In a televised sermon on April 16, 2010, a senior Iranian cleric, Hojjat ol-eslam Kazem Sediqi, declared a need for a “general repentance,” warning of the “prevalence of degeneracy” in the country. He pointed to the real consequences of immodesty and promiscuity among women, noting that “many women who do not dress modestly lead young men astray and spread adultery in society which increases earthquakes.”
Sediqi’s comments follow President Mahmoud Ahmadinejad’s forecast that Tehran will be the site of an imminent and devastating quake. In the last ten years, earthquakes in Iran have claimed tens of thousands of lives, and the country rests upon some of the most earthquake-prone land in the world. “What can we do to avoid being buried under the rubble?” Sediqi asked. “There is no other solution but to take refuge in religion and to adapt our lives to Islam's moral codes.”
The proposal may seem far-fetched, but it is far from isolated. Disaster and salvation are often linked in far-right interpretations of religion.

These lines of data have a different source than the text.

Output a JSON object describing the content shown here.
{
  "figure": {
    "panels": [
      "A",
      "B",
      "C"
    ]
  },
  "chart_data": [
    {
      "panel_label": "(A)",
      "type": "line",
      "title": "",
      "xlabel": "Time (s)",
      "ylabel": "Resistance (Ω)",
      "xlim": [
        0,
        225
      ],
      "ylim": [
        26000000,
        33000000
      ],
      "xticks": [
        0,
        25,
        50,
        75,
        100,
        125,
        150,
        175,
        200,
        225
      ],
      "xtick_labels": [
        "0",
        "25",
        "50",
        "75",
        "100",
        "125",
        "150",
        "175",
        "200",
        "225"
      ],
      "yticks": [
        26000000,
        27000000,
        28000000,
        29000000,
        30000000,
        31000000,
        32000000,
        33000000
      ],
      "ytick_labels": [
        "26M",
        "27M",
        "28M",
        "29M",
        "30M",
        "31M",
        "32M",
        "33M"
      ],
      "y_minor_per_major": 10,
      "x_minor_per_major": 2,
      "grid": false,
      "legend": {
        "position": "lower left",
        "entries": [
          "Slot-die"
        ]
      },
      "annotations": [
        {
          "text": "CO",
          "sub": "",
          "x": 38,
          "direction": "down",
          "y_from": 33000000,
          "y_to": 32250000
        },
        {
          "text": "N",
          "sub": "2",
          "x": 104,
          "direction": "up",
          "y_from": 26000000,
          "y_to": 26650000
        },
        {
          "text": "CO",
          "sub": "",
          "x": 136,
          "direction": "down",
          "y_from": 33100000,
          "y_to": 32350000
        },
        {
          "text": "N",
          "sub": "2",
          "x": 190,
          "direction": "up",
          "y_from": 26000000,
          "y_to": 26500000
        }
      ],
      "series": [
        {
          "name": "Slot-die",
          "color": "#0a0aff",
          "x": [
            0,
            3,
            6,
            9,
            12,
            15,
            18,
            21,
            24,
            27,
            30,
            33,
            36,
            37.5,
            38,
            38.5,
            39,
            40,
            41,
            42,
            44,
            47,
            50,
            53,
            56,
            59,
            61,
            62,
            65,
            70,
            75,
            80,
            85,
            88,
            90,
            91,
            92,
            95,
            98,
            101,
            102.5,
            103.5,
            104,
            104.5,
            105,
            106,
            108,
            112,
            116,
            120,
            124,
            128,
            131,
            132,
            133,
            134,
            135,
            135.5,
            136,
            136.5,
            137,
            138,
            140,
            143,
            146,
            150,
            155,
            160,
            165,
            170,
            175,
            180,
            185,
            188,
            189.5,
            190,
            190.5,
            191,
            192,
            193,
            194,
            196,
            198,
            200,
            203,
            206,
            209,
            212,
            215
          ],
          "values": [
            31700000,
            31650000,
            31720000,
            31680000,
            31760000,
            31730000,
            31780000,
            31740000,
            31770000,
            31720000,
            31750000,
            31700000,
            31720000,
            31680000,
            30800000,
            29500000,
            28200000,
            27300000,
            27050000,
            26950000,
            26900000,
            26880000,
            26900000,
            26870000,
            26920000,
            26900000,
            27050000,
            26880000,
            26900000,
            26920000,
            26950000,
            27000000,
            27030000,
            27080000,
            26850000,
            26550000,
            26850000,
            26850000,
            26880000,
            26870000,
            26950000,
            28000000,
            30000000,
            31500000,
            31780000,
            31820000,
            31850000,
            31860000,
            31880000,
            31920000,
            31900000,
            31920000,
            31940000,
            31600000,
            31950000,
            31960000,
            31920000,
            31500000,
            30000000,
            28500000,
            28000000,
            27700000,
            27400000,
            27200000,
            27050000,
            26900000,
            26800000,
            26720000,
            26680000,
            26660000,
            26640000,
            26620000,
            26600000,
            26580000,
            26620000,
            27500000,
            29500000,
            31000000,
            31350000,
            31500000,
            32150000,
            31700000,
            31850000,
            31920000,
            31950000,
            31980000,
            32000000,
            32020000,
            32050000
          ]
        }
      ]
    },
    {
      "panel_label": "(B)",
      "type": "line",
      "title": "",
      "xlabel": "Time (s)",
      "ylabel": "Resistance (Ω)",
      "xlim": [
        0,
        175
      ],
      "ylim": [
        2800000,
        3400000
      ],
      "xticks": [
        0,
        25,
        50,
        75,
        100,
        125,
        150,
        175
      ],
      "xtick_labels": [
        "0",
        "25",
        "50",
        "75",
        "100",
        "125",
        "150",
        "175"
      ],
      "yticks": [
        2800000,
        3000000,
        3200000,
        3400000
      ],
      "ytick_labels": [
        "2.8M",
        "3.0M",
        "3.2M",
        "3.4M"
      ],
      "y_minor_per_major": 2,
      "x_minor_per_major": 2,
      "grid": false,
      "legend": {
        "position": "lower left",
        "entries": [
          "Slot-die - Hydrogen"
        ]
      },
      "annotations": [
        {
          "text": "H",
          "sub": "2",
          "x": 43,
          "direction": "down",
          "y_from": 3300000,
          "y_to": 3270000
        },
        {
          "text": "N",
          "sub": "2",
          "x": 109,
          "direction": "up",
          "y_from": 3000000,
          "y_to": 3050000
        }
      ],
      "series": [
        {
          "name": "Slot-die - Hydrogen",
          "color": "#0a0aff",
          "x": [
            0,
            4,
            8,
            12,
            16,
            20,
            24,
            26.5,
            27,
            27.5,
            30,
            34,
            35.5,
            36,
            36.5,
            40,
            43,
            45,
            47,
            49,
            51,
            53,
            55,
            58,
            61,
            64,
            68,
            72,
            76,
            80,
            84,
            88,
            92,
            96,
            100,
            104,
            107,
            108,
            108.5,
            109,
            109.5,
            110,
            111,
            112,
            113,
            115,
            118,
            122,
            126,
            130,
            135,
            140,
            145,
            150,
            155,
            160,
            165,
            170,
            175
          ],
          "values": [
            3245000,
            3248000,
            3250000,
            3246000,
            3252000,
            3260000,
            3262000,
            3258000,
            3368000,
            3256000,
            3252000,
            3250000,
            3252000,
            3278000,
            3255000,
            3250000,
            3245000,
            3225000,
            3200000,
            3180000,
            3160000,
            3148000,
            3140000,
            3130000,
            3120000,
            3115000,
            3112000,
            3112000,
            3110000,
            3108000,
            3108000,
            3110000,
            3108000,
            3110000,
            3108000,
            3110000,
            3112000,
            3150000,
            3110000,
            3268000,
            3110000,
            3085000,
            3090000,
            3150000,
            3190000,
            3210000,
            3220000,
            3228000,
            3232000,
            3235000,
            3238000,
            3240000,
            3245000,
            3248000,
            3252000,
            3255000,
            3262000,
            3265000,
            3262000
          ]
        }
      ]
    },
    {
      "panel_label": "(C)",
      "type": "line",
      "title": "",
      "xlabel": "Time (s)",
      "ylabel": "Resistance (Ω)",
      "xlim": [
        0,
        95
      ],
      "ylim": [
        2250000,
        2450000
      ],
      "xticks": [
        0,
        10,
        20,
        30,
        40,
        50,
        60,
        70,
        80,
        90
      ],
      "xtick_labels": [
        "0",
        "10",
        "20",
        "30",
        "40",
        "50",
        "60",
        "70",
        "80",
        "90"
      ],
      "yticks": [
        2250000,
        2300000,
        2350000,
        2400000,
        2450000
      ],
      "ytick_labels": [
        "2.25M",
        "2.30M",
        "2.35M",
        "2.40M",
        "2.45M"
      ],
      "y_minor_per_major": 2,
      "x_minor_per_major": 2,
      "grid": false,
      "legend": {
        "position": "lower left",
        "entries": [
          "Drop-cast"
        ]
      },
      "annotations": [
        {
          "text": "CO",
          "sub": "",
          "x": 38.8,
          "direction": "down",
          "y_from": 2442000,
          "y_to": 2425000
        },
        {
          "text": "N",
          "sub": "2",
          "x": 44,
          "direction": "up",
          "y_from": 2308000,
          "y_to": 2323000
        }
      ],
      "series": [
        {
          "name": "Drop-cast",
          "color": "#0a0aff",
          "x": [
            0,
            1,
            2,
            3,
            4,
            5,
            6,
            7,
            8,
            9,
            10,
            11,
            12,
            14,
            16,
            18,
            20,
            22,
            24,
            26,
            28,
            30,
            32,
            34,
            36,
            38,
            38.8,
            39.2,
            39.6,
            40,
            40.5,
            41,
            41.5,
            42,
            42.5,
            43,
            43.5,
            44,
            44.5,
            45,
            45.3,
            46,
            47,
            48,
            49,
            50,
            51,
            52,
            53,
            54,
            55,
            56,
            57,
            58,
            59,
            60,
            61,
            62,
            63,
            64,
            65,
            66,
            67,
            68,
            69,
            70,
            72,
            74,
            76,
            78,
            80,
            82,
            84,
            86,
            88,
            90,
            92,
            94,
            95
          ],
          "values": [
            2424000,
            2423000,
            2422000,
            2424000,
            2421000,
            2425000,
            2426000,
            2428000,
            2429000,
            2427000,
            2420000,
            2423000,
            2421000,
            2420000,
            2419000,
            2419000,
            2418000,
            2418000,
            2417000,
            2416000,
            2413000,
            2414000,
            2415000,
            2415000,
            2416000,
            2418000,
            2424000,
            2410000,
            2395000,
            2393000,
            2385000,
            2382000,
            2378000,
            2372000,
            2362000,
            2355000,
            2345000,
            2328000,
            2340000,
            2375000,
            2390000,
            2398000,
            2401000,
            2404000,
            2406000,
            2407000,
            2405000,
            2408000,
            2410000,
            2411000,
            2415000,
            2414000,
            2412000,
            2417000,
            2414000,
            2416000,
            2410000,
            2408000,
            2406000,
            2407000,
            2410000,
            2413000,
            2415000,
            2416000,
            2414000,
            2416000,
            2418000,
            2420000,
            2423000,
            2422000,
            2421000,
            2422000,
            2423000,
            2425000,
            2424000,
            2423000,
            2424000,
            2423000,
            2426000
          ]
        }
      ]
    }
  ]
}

For instance, soon after Hurricane Katrina ravaged New Orleans, Louisiana, Pat Robertson, a prominent voice for evangelical Christianity in the United States, broadcast a theory linking the wreckage to the endurance of legalized abortion in the country. Citing an interpretation of the Old Testament about “those who shed innocent blood,” he described the consequence: “the land will vomit you out.” This discourse can be applied to not only natural disasters, but political disasters as well. With slogans like, “Thank God for Dead Soldiers,” Pastor Fred Phelps and his followers in the Westboro Baptist Church have protested at more than 200 military funerals of soldiers killed in Iraq and Afghanistan, insisting that God is punishing the United States for its tolerance of homosexuality.
What we see in the press is the hard line face of religious fundamentalisms. This is a term that many women’s rights activists use to identify religious actors who are absolutist and intolerant, who seek to impose a dogmatic worldview in society and politics, and who oppose democratic values, pluralism and dissent. It can be tempting to dismiss these caricatures as an irrational element – somewhere out on the fringe. In reality, though, the fault-lines of this phenomenon are everywhere, and women across regions and religions bear the impact in very real ways.